Spaghetti Code, and the Law

A program is a set of instructions that tell a computer what to do. Today’s programs are often very interactive, they tell the computer what to display and what to do in response to various possible user actions.

I submit that the laws of a nation, province, state, or municipality, in fact the laws of any civilized organization, are also a set of instructions.

The laws state what, in various legal situations, should be done, what questions should be asked, and what actions should be taken. Actions taken range from acquittal, or suit dismissal, to various penalties and fines.

Spaghetti Code is what developers call the instructions in a program that, instead of being organized, weave in and out doing various things and branching around old logic that has, perhaps for business reasons, become obsolete or rarely needed.

I submit that much of our legal code, the law that governs us day-to-day and resolves our disputes and crimes, is spaghetti code.

New laws are added on top; exceptions are inserted into existing law; special cases supposedly ensure that some clauses in the law are never invoked for certain special instances.

Spaghetti Code, in software development, eventually becomes too expensive to maintain, too difficult to understand intellectually, requiring too large a mental effort to understand what it might actually make the computer do in any reasonable set of circumstances.

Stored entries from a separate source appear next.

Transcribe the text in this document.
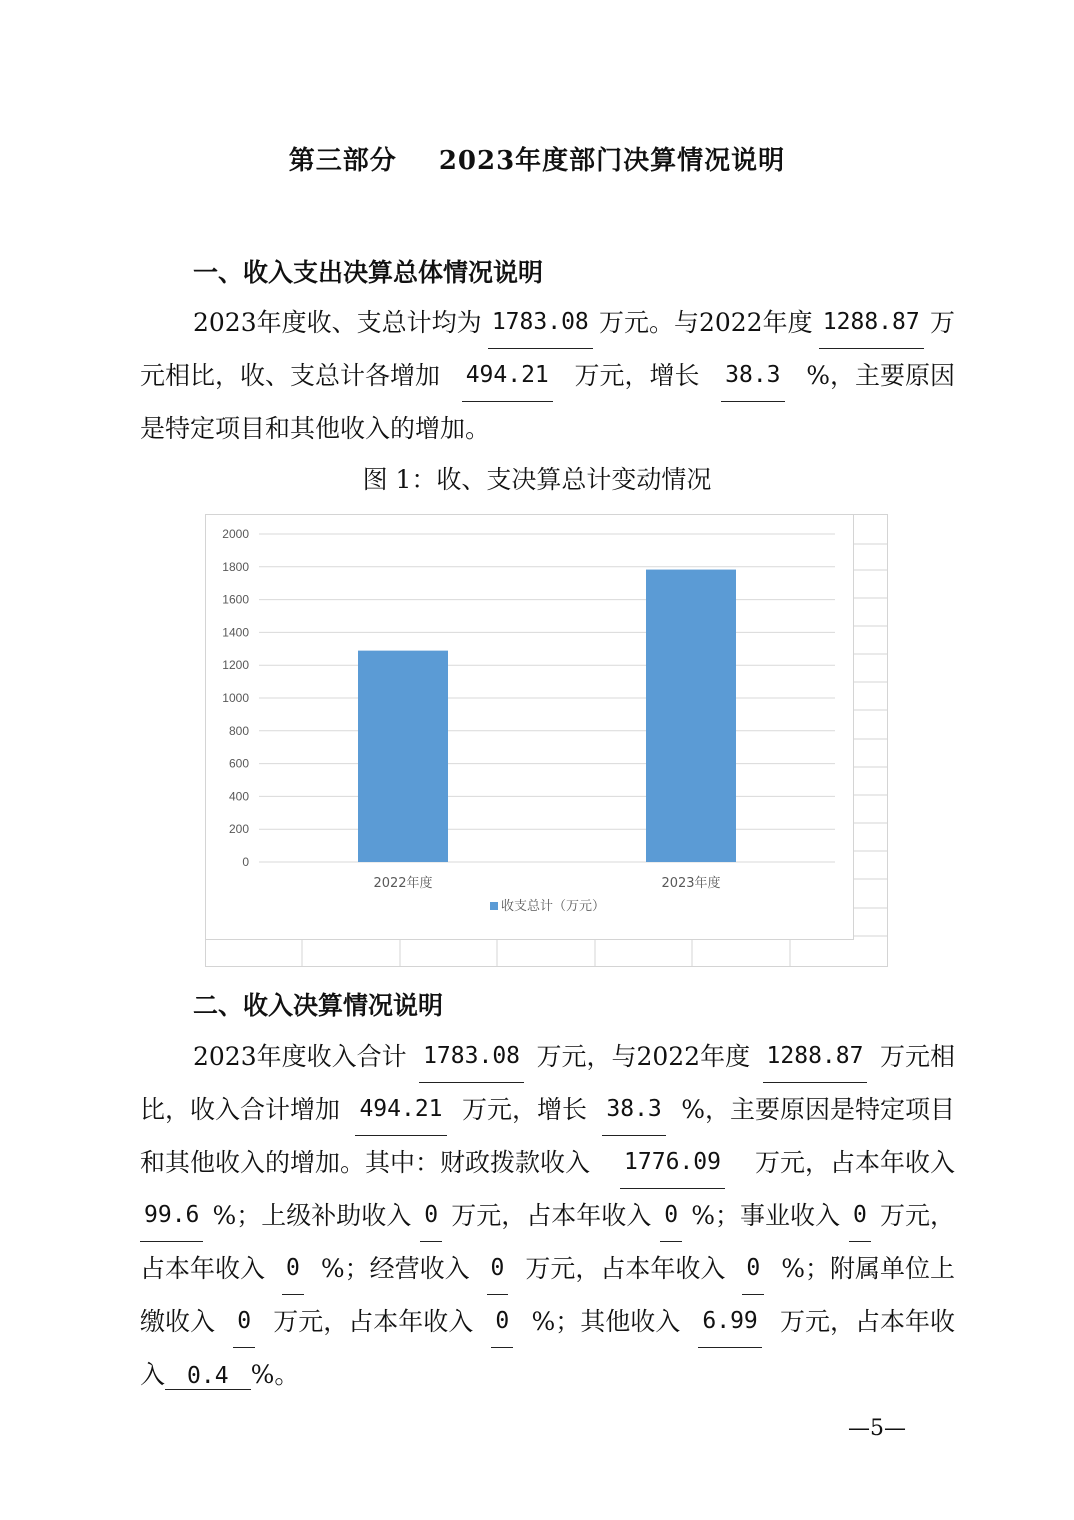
第三部分 2023年度部门决算情况说明
一、收入支出决算总体情况说明
2023年度收、支总计均为 1783.08 万元。与2022年度 1288.87 万
元相比，收、支总计各增加 494.21 万元，增长 38.3 %，主要原因
是特定项目和其他收入的增加。
图 1：收、支决算总计变动情况
0
200
400
600
800
1000
1200
1400
1600
1800
2000
2022年度	2023年度
收支总计（万元）
二、收入决算情况说明
2023年度收入合计 1783.08 万元，与2022年度 1288.87 万元相
比，收入合计增加 494.21 万元，增长 38.3 %，主要原因是特定项目
和其他收入的增加。其中：财政拨款收入 1776.09 万元，占本年收入
99.6 %；上级补助收入 0 万元，占本年收入 0 %；事业收入 0 万元，
占本年收入 0 %；经营收入 0 万元，占本年收入 0 %；附属单位上
缴收入 0 万元，占本年收入 0 %；其他收入 6.99 万元，占本年收
入 0.4 %。
—5—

The Law, which is now spaghetti code, is supposedly not too expensive to maintain, but you do need an expensive lawyer for some more complicated circumstances. Since the legal system observes the users (lawyers, plaintiffs, witnesses) it is possible to direct the attention of that user/observer group to specific parts of the legal program and to obtain a specific result – a result that might not have been possible without this direction of attention.

We have no process for re-architecting our laws, at least none of which I am aware.

So, who pays the cost of this spaghetti-like system of laws? We do: when we lose a potential case because we don’t have an exceptional lawyer to help us; when a criminal goes free due to clever, legal maneuvers; when a company gets off with a fine when a real human being would go to jail. I could go on and on.

We need some pressure on our legislators (most of whom graduated from being lawyers, eh?) to simplify the law, and actually rewrite portions of it in clear, organized language.

The Law needs the equivalent of an Architect to clean it up.

Comments, anyone? If the law applies to ordinary people, should they not be able to read, understand, and predict what it will do?